A Wide Variety of Delicious Meals

Nutrition meets nostalgia

As with every aspect of The Saul & Claribel Simkin Centre, Jewish tradition plays an integral role in the planning and preparation of meals for the facility’s 200 residents. That is why gefilte fish, herring, lox, blintzes, and chicken soup are among the menu staples regularly prepared in the facility’s 6,000 square foot, main floor, state-of-the-art, industrial production kitchen.

The Food and Dietary Services Department considers many factors when planning meals, including individual diets, medical concerns, texture requirements, personal tastes, and Jewish dietary laws.

It’s common for residents of personal care homes to experience a reduced appetite later in life. Our experience shows that traditional Jewish foods will help stimulate the appetite by stimulating positive feelings and memories.

Our goal is to make meal times a healthy experience for body and spirit, and a time of meaningful social interaction.

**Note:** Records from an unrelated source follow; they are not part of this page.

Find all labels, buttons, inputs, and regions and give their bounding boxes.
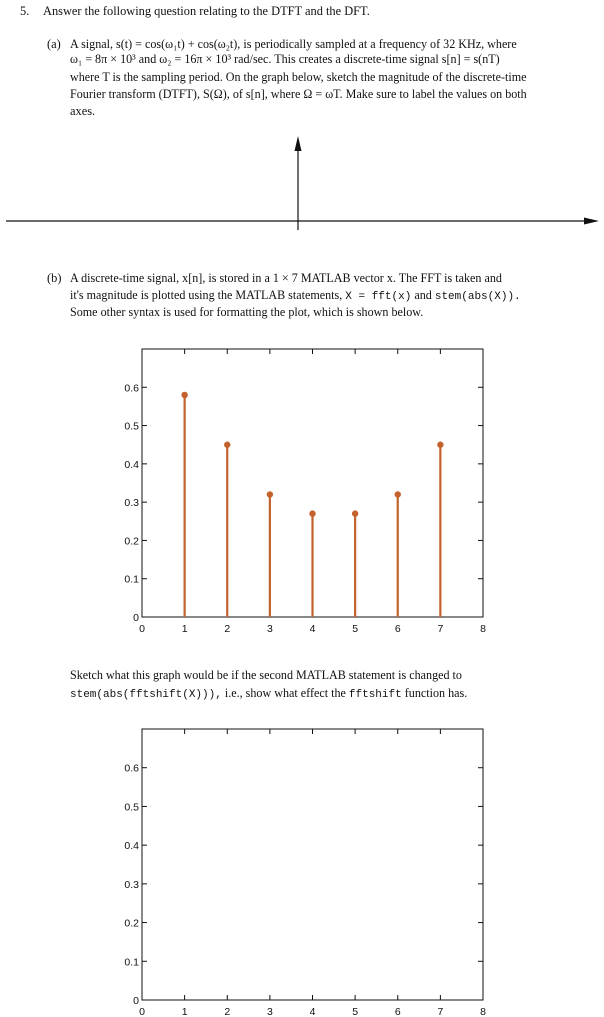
y-tick-label: 0.4 — [124, 840, 139, 853]
y-tick-label: 0.5 — [124, 420, 139, 433]
problem-number: 5. — [20, 4, 30, 18]
fft-statement: X = fft(x) — [345, 291, 412, 303]
x-tick-label: 0 — [139, 1006, 145, 1017]
x-tick-label: 7 — [437, 1006, 444, 1017]
x-tick-label: 8 — [480, 1006, 486, 1017]
x-tick-label: 2 — [224, 1006, 231, 1017]
x-tick-label: 6 — [394, 1006, 401, 1017]
part-a-line-3: where T is the sampling period. On the graph below, sketch the magnitude of the discrete-time — [70, 70, 527, 84]
x-tick-label: 7 — [437, 623, 444, 635]
y-tick-label: 0.2 — [124, 917, 139, 930]
fftshift-keyword: fftshift — [348, 689, 402, 701]
sketch-ie-text: i.e., show what effect the — [224, 686, 346, 700]
x-tick-label: 3 — [266, 623, 273, 635]
part-b-line-1: A discrete-time signal, x[n], is stored in a 1 × 7 MATLAB vector x. The FFT is taken and — [70, 271, 502, 285]
y-tick-label: 0.5 — [124, 801, 139, 814]
x-tick-label: 2 — [224, 623, 231, 635]
x-tick-label: 8 — [480, 623, 486, 635]
plot-frame — [142, 729, 483, 1000]
part-a-line-4: Fourier transform (DTFT), S(Ω), of s[n], where Ω = ωT. Make sure to label the values on both — [70, 87, 527, 101]
sketch-end-text: function has. — [404, 686, 468, 700]
x-tick-label: 4 — [309, 623, 316, 635]
y-tick-label: 0.3 — [124, 878, 139, 891]
stem-statement: stem(abs(X)). — [434, 291, 521, 303]
part-a-label: (a) — [47, 37, 61, 51]
part-b-line-2-and: and — [414, 288, 432, 302]
y-tick-label: 0.4 — [124, 458, 139, 471]
y-tick-label: 0.1 — [124, 956, 139, 969]
part-b-line-2-text: it's magnitude is plotted using the MATLAB statements, — [70, 288, 343, 302]
y-tick-label: 0.6 — [124, 382, 139, 395]
x-tick-label: 6 — [394, 623, 401, 635]
y-tick-label: 0 — [133, 612, 139, 624]
y-tick-label: 0.2 — [124, 535, 139, 548]
part-b-label: (b) — [47, 271, 62, 285]
y-tick-label: 0 — [133, 995, 139, 1007]
part-a-line-5: axes. — [70, 104, 96, 118]
y-tick-label: 0.6 — [124, 762, 139, 775]
y-tick-label: 0.1 — [124, 573, 139, 586]
part-a-line-2: ω₁ = 8π × 10³ and ω₂ = 16π × 10³ rad/sec. This creates a discrete-time signal s[n] = s(nT) — [70, 52, 500, 66]
fftshift-statement: stem(abs(fftshift(X))), — [70, 689, 222, 701]
x-tick-label: 0 — [139, 623, 145, 635]
y-tick-label: 0.3 — [124, 497, 139, 510]
x-tick-label: 1 — [181, 1006, 188, 1017]
x-tick-label: 5 — [352, 1006, 359, 1017]
part-a-line-1: A signal, s(t) = cos(ω₁t) + cos(ω₂t), is periodically sampled at a frequency of 32 KHz, where — [70, 37, 517, 51]
x-tick-label: 4 — [309, 1006, 316, 1017]
x-tick-label: 5 — [352, 623, 359, 635]
part-b-line-3: Some other syntax is used for formatting the plot, which is shown below. — [70, 305, 424, 319]
sketch-instruction-line-1: Sketch what this graph would be if the second MATLAB statement is changed to — [70, 668, 462, 682]
x-tick-label: 3 — [266, 1006, 273, 1017]
x-tick-label: 1 — [181, 623, 188, 635]
problem-heading: Answer the following question relating to the DTFT and the DFT. — [43, 4, 370, 18]
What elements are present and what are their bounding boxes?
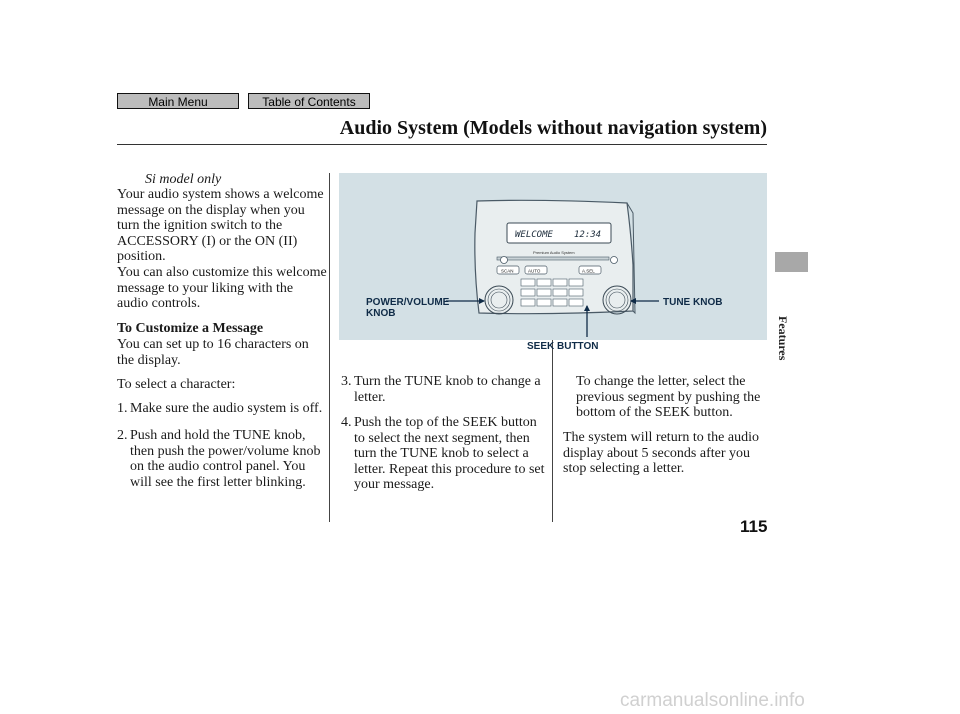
header-rule [117,144,767,145]
display-welcome: WELCOME [515,230,553,240]
step-4 [341,415,549,493]
step-3-text: Turn the TUNE knob to change a letter. [354,374,541,405]
page-number: 115 [740,517,768,536]
page-title: Audio System (Models without navigation system) [339,117,767,139]
brand-text: Premium Audio System [533,250,575,255]
step-1-number: 1. [117,401,128,416]
step-3 [341,374,549,405]
section-tab [775,252,808,272]
tune-knob-label: TUNE KNOB [663,297,723,308]
column-divider-left [329,173,330,522]
select-paragraph: To select a character: [117,377,236,392]
column-divider-right [552,340,553,522]
return-paragraph: The system will return to the audio display about 5 seconds after you stop selecting a letter. [563,430,759,476]
intro-paragraph: Your audio system shows a welcome message on the display when you turn the ignition switch to the ACCESSORY (I) or the ON (II) position. [117,187,324,264]
watermark: carmanualsonline.info [620,690,805,711]
model-note: Si model only [145,172,222,187]
customize-paragraph: You can also customize this welcome message to your liking with the audio controls. [117,265,327,311]
step-1 [117,401,327,417]
scan-label: SCAN [501,268,514,274]
change-letter-paragraph: To change the letter, select the previous segment by pushing the bottom of the SEEK button. [576,374,761,420]
step-3-number: 3. [341,374,352,389]
seek-button-label: SEEK BUTTON [527,341,599,352]
chars-paragraph: You can set up to 16 characters on the display. [117,337,309,368]
power-volume-knob-label: POWER/VOLUME KNOB [366,297,450,319]
section-side-label: Features [776,316,790,361]
table-of-contents-button[interactable]: Table of Contents [248,93,370,109]
main-menu-button[interactable]: Main Menu [117,93,239,109]
step-4-number: 4. [341,415,352,430]
display-time: 12:34 [574,230,602,240]
step-2 [117,428,327,490]
step-2-number: 2. [117,428,128,443]
asel-label: A.SEL [582,268,595,274]
step-1-text: Make sure the audio system is off. [130,401,323,416]
step-4-text: Push the top of the SEEK button to select the next segment, then turn the TUNE knob to select a letter. Repeat this procedure to set your message. [354,415,545,492]
step-2-text: Push and hold the TUNE knob, then push the power/volume knob on the audio control panel. You will see the first letter blinking. [130,428,321,490]
auto-label: AUTO [528,268,541,274]
section-heading: To Customize a Message [117,321,264,336]
audio-panel-figure [339,173,767,352]
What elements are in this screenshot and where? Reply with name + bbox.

We are a VKW Kosher Food Production Facility

Meet Luciano, our Meschgiah at the Saul & Claribel Simkin Centre. He works an average of 20 hours per week. He starts at 6:30am to start the ovens as we have cooks that start at that time and he typically stays until 9:30am to 10:00am. Below are various pictures of Luciano overseeing different aspects of production. He makes sure that our products are kosher certified, checking lettuce and some other vegetables. In addition, he cleans and kosherizes dishes, as well as ensures our cooks are keeping items separated.